Mrs. Moriarty answered the door. There was no great defiance in her manner. Maddeningly, she was just the way she always was.
“Where is he?” Mike asked.
“He’s in the TV room,” she said, gesturing towards one of the doorways that led from the hall they were standing in. “Watching Pokemon.”
“I just want to take him home now, Mrs. Moriarty. You and I can talk later.”
“You know, Mr. T., I don’t know if he’s ready to go with you just yet.” She took one step closer to him, and Mike began to imagine an awful scene taking shape, with Kevin in the role of the broom.

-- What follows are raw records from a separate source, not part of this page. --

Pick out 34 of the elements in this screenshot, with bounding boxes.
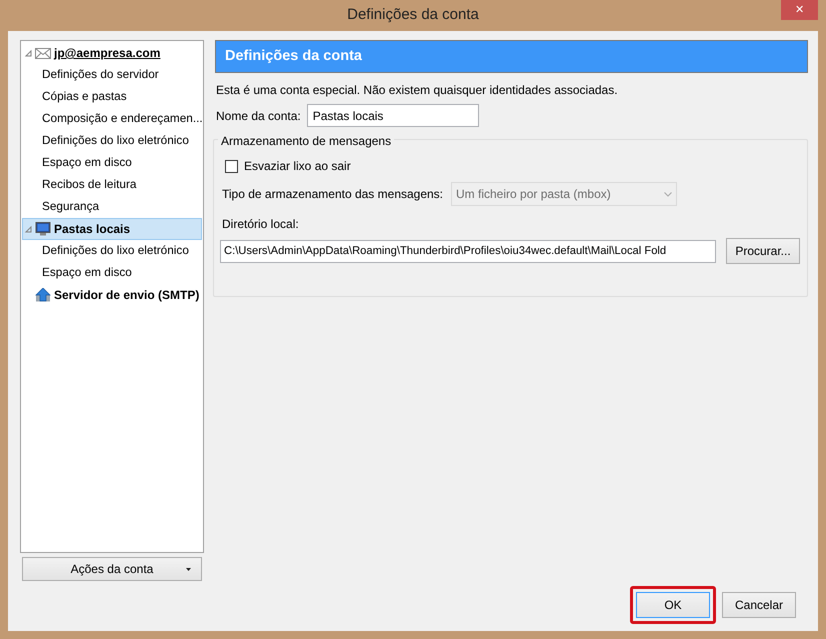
tree-item[interactable]: Pastas locais xyxy=(22,218,202,240)
caret-icon xyxy=(186,568,191,571)
info-text: Esta é uma conta especial. Não existem quaisquer identidades associadas. xyxy=(216,82,619,99)
account-name-field[interactable]: Pastas locais xyxy=(306,104,479,127)
tree-item[interactable]: Composição e endereçamen... xyxy=(22,108,202,130)
computer-icon xyxy=(35,222,51,236)
tree-item[interactable]: Espaço em disco xyxy=(22,262,202,284)
tree-item[interactable]: Definições do servidor xyxy=(22,64,202,86)
panel-header: Definições da conta xyxy=(215,40,808,73)
browse-button[interactable]: Procurar... xyxy=(726,238,800,264)
field-label: Nome da conta: xyxy=(216,108,301,124)
path-field[interactable]: C:\Users\Admin\AppData\Roaming\Thunderbird\Profiles\oiu34wec.default\Mail\Local Fold xyxy=(220,240,716,262)
upload-arrow-icon xyxy=(35,288,51,302)
tree-item[interactable]: Espaço em disco xyxy=(22,152,202,174)
close-button[interactable]: ✕ xyxy=(781,0,818,20)
checkbox-label: Esvaziar lixo ao sair xyxy=(244,158,351,175)
field-label: Diretório local: xyxy=(222,216,300,233)
tree-item[interactable]: jp@aempresa.com xyxy=(22,42,202,64)
dialog-button[interactable]: OK xyxy=(636,592,710,618)
tree-item[interactable]: Recibos de leitura xyxy=(22,174,202,196)
tree-item[interactable]: Definições do lixo eletrónico xyxy=(22,240,202,262)
tree-item[interactable]: Servidor de envio (SMTP) xyxy=(22,284,202,306)
chevron-down-icon xyxy=(664,192,672,196)
dialog-button[interactable]: Cancelar xyxy=(722,592,796,618)
expander-icon[interactable] xyxy=(23,224,33,234)
checkbox[interactable] xyxy=(225,160,238,172)
tree-item[interactable]: Segurança xyxy=(22,196,202,218)
envelope-icon xyxy=(35,46,51,60)
tree-item[interactable]: Definições do lixo eletrónico xyxy=(22,130,202,152)
field-label: Tipo de armazenamento das mensagens: xyxy=(222,186,444,203)
tree-item[interactable]: Cópias e pastas xyxy=(22,86,202,108)
window-title: Definições da conta xyxy=(347,5,479,26)
expander-icon[interactable] xyxy=(23,48,33,58)
account-actions-button[interactable]: Ações da conta xyxy=(22,557,202,581)
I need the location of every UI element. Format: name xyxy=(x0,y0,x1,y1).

But she stopped where she was, looking up into his face with an intimacy that he knew he would have to resign himself to for the time being. “Why don’t we let him choose?” she asked boldly.
“Choose?” Mike repeated. How had he come to a place where his son might choose to come home with him, or might choose not to?
“I’ll get him,” she said, and moved off towards the toneless cartoon music in the other room, calling Kevin’s name. But she re-emerged after a moment alone. “He only wants to go with you if you’ll promise him you’ll keep me on.”
“He said that?”
“He did, Mr. T. And if you’re smart, you’ll see that it’s going to work best if he goes with you because he wants to, because he knows everything’s going to be all right.”
At this moment Kevin edged through the doorway in his ridiculous oversized shorts. Mike felt the urge to avert his eyes, as he had from the tombstone.
Coward though he might be, he knew that Mrs. Moriarty was right. In a way, entering into mortal combat with her would have been easier. Now he saw how much of it was up to him alone.
Ahead lay the day when Kevin would judge him, most likely very harshly. But it could not be today. Today, when Kevin might well choose against him, Mike knew he must protect the boy from such a choice. For a start, Mike needed to raise his eyes and look at this son of his.